Abbaszadeh B, Haddad T, Yagoub M C E
Annu Int Conf IEEE Eng Med Biol Soc. 2019 Jul;2019:3442-3445. doi: 10.1109/EMBC.2019.8856286.
In this paper, an algorithm based on the linear Support Vector Machine (SVM) tool was proposed to classify intracranial electroencephalography (iEEG) signals as ictal or interictal to perform human seizure prediction, efficiently. Various univariate linear measures were extracted, and the developed classifier performed adequately well with numerous performance metrics, especially the dataset was suffering from a significant imbalanced class, with the majority of samples representing non-seizure events. The proposed tool was indeed able to forecast accurately such rare events, seizures, from a large set of EEG dataset. In fact, our model can predict some seizures with up to 0.4 probability and about 30-40 minutes in advance. The proposed work employed intracranial EEG recordings of 6 patients in the Freiburg EEG database, totalling trained and tested on 34 seizures of 140-hour-long. It exhibits a sensitivity of 78% and specificity of 100% employing a 2-second-long window with 10-fold cross-validation.

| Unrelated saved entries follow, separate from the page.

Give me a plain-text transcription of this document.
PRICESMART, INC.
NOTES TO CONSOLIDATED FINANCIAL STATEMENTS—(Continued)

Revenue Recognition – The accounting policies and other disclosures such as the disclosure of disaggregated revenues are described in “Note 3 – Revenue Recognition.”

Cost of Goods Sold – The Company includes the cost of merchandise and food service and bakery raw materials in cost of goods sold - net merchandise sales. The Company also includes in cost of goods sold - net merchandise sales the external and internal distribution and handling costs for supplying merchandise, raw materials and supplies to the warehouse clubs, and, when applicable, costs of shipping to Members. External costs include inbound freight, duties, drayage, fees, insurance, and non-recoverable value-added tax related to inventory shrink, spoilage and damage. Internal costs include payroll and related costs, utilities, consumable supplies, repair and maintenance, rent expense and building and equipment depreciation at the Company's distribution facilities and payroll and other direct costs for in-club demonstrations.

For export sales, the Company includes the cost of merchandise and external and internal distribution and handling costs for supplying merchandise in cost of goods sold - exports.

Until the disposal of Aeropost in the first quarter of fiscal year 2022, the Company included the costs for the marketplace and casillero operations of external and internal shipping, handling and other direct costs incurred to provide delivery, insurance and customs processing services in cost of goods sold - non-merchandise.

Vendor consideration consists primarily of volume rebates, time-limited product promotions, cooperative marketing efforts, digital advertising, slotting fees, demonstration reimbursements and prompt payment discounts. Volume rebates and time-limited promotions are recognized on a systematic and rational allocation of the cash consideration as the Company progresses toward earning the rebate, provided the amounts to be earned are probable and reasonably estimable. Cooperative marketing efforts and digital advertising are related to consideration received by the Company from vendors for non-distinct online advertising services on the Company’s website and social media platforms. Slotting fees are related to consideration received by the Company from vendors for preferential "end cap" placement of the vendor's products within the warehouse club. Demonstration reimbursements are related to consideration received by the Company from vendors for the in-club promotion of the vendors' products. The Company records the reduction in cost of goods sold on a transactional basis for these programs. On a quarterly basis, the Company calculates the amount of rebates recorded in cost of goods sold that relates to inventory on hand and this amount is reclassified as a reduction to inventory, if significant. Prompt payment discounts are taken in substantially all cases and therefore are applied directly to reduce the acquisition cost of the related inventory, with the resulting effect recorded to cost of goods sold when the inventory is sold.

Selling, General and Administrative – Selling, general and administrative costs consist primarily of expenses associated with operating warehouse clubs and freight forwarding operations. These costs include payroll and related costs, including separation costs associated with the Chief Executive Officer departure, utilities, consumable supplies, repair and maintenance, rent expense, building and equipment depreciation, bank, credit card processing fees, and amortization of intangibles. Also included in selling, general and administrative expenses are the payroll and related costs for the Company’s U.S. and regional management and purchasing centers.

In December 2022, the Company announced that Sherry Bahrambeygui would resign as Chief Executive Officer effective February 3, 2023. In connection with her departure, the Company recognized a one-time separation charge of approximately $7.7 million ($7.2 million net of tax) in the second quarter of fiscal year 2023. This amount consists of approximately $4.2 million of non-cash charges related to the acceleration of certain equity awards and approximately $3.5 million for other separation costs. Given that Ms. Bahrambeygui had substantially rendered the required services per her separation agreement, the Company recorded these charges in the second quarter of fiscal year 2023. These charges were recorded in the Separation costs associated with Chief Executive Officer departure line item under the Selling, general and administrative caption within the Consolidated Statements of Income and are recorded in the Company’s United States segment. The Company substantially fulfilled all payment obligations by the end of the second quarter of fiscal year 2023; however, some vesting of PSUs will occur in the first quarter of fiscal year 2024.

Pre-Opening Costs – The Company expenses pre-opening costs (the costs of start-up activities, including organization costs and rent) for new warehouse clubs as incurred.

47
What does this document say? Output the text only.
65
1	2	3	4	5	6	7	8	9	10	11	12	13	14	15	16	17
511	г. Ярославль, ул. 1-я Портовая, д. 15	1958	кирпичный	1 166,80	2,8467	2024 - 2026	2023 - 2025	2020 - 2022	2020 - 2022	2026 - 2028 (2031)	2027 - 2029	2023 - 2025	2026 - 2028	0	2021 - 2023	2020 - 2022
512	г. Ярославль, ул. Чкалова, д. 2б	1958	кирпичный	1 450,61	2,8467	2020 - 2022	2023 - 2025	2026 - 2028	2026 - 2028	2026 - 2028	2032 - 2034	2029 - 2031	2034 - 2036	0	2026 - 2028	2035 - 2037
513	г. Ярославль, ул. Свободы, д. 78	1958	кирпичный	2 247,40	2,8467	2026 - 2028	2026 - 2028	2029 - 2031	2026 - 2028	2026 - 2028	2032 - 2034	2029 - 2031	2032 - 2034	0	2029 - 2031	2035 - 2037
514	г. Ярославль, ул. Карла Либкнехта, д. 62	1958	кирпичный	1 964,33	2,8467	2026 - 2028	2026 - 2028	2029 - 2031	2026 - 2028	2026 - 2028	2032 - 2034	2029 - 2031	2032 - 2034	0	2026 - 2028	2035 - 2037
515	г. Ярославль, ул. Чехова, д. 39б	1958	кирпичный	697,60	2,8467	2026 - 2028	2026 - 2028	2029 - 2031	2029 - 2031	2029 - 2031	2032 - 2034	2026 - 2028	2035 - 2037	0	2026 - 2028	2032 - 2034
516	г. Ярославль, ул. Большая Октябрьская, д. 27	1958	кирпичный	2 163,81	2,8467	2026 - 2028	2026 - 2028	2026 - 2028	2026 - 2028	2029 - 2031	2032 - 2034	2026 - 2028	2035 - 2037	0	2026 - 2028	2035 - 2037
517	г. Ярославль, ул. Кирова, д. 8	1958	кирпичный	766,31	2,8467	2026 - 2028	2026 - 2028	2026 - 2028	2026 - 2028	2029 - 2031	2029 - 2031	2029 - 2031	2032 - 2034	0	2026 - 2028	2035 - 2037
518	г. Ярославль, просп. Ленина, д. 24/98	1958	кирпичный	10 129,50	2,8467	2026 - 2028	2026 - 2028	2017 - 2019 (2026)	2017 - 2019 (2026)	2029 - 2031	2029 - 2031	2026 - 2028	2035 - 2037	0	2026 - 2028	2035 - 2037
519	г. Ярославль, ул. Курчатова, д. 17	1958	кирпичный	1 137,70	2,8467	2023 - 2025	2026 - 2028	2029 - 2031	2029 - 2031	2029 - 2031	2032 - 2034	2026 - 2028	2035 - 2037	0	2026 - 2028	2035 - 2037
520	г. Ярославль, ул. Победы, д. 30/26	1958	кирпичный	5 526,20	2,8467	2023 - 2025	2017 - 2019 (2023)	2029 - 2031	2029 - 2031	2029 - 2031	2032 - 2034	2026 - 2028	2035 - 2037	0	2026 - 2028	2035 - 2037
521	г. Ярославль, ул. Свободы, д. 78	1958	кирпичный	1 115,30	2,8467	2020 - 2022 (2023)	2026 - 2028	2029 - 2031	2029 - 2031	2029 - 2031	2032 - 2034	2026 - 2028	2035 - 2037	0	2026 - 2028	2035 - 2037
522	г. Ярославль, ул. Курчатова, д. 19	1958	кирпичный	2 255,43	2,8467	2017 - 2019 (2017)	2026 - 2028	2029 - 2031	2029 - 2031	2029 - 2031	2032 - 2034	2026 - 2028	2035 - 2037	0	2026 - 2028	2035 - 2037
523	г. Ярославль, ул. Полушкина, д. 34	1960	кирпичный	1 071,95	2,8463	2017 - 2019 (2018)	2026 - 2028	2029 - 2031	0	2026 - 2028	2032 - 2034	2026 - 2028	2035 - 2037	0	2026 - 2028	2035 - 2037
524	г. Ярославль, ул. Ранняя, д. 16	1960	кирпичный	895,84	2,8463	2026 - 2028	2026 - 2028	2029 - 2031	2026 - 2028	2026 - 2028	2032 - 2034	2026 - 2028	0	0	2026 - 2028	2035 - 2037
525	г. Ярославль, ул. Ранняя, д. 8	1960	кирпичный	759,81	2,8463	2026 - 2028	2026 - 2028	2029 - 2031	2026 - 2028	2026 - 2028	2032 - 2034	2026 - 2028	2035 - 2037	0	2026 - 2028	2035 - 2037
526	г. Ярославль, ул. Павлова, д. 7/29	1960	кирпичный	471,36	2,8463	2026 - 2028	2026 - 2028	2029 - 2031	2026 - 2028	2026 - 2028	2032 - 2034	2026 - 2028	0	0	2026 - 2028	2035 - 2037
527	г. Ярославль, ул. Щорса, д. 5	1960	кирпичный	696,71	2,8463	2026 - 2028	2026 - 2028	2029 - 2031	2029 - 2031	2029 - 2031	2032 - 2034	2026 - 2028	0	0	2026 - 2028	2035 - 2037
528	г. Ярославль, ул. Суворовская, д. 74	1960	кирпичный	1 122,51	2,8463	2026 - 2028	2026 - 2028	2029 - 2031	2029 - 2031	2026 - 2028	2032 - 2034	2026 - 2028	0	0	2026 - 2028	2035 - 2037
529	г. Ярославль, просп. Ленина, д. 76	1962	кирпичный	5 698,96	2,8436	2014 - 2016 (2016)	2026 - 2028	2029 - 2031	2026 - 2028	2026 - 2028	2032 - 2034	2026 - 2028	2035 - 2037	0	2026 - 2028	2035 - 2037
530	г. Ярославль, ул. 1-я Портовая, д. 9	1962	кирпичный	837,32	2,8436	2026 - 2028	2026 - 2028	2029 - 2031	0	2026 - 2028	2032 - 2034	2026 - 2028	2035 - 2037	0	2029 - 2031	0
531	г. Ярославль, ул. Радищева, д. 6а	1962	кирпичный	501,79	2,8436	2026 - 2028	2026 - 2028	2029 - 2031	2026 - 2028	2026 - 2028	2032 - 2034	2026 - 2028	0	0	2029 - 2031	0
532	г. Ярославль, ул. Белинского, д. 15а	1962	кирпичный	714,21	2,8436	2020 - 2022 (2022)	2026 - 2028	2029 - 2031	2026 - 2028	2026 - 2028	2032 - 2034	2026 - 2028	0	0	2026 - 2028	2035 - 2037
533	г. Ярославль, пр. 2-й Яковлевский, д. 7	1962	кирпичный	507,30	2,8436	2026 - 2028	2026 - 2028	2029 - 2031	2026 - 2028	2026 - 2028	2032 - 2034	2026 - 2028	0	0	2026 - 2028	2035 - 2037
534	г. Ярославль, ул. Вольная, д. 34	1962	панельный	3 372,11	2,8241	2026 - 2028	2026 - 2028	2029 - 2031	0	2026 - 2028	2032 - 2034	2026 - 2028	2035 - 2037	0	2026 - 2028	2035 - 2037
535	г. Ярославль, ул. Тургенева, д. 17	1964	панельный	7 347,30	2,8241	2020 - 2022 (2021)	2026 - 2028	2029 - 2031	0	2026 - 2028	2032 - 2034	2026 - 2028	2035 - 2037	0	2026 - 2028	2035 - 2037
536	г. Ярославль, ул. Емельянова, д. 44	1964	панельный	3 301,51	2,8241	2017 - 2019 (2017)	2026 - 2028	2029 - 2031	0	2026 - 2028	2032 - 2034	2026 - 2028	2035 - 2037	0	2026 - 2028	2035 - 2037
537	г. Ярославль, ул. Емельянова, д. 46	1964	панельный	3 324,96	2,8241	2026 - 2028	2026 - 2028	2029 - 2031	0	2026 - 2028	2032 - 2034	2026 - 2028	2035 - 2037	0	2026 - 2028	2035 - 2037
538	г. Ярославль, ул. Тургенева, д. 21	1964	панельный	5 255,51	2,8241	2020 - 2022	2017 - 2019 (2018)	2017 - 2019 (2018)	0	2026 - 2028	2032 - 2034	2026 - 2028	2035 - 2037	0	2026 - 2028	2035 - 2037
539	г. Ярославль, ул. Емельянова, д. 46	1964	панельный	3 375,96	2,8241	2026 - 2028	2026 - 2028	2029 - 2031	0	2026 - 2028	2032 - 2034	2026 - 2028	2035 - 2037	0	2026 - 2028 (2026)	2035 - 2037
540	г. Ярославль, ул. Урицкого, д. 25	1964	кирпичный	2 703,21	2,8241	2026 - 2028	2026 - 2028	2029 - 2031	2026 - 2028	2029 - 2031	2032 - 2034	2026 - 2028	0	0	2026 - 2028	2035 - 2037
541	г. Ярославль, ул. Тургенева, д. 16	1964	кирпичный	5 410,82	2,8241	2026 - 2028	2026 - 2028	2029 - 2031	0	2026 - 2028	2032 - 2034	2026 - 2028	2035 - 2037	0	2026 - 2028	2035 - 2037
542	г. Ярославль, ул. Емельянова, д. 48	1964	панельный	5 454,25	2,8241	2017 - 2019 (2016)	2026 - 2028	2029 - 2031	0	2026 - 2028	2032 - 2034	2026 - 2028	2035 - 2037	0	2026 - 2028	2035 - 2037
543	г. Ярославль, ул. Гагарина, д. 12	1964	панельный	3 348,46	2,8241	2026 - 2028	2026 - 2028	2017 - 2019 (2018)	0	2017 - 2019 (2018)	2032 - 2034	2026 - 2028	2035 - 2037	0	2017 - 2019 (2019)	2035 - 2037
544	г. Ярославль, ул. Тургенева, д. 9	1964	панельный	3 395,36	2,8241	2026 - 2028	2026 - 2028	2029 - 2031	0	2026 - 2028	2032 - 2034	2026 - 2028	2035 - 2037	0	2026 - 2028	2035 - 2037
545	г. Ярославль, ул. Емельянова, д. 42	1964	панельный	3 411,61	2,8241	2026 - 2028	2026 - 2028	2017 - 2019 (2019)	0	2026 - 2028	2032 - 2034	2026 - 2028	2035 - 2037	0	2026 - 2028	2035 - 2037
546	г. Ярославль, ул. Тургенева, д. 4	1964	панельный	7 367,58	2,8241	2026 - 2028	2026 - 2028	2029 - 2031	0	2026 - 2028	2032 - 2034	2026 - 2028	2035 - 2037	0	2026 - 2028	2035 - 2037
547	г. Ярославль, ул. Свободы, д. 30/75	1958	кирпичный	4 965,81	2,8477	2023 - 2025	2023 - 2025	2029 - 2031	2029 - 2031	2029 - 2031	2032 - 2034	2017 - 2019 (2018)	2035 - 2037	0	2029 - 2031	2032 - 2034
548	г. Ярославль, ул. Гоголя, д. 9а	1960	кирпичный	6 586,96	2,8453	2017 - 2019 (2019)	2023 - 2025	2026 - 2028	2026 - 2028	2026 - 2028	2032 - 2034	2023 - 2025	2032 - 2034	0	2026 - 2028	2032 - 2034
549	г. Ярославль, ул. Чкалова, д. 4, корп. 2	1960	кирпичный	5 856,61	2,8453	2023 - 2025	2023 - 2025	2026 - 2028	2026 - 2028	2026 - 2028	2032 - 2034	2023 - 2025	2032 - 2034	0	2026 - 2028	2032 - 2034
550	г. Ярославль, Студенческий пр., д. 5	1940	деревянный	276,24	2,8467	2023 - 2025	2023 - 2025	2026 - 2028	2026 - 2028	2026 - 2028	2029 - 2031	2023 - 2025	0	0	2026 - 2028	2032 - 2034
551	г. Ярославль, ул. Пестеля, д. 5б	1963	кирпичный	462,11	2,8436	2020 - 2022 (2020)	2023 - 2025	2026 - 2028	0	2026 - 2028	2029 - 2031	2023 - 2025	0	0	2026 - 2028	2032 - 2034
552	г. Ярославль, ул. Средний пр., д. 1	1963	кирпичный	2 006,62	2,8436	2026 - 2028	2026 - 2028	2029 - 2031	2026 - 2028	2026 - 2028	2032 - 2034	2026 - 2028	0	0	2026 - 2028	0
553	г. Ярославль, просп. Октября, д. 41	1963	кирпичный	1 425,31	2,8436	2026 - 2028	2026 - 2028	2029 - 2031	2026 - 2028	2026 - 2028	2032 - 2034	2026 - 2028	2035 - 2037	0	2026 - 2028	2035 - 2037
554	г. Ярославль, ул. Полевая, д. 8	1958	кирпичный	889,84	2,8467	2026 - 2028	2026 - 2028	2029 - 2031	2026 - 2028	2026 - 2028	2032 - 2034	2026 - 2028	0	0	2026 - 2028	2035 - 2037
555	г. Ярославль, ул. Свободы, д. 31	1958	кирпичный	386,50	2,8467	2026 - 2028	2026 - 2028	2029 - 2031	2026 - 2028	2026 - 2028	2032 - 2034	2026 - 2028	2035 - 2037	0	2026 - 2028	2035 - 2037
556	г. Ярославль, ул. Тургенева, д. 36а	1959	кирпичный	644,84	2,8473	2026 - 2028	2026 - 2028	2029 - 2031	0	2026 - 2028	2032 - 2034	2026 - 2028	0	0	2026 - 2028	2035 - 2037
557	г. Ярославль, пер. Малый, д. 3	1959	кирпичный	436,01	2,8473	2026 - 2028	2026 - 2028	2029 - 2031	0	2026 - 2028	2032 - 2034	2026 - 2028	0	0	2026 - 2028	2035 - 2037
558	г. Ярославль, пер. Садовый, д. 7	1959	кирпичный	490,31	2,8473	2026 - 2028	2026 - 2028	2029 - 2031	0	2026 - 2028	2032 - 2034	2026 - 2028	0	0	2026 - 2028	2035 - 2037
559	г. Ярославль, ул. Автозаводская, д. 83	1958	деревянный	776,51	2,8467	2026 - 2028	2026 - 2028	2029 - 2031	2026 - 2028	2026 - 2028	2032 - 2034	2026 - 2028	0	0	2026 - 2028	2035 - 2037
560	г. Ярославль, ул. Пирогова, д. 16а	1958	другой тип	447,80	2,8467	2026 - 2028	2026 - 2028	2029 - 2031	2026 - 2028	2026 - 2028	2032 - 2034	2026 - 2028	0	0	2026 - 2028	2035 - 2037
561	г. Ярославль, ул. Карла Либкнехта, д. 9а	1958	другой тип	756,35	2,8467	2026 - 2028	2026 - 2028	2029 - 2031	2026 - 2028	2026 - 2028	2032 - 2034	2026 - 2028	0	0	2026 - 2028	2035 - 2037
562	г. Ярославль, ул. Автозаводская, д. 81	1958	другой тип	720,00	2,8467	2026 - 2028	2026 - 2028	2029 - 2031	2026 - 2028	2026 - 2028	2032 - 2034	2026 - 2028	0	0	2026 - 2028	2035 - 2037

在本文中,提出了一种基于线性支持向量机(SVM)工具的算法,用于将颅内脑电图(iEEG)信号分类为发作期或发作间期,以有效地进行人类癫痫发作预测。提取了各种单变量线性测量指标,所开发的分类器在众多性能指标方面表现良好,特别是该数据集存在严重的类别不平衡问题,大多数样本代表非癫痫发作事件。所提出的工具确实能够从大量脑电图数据集中准确预测此类罕见事件——癫痫发作。事实上,我们的模型能够以高达0.4的概率提前约30 - 40分钟预测一些癫痫发作。所提出的工作采用了弗莱堡脑电图数据库中6名患者的颅内脑电图记录,总共对时长140小时的34次癫痫发作进行了训练和测试。在使用2秒长窗口和10折交叉验证的情况下,其灵敏度为78%,特异性为100%。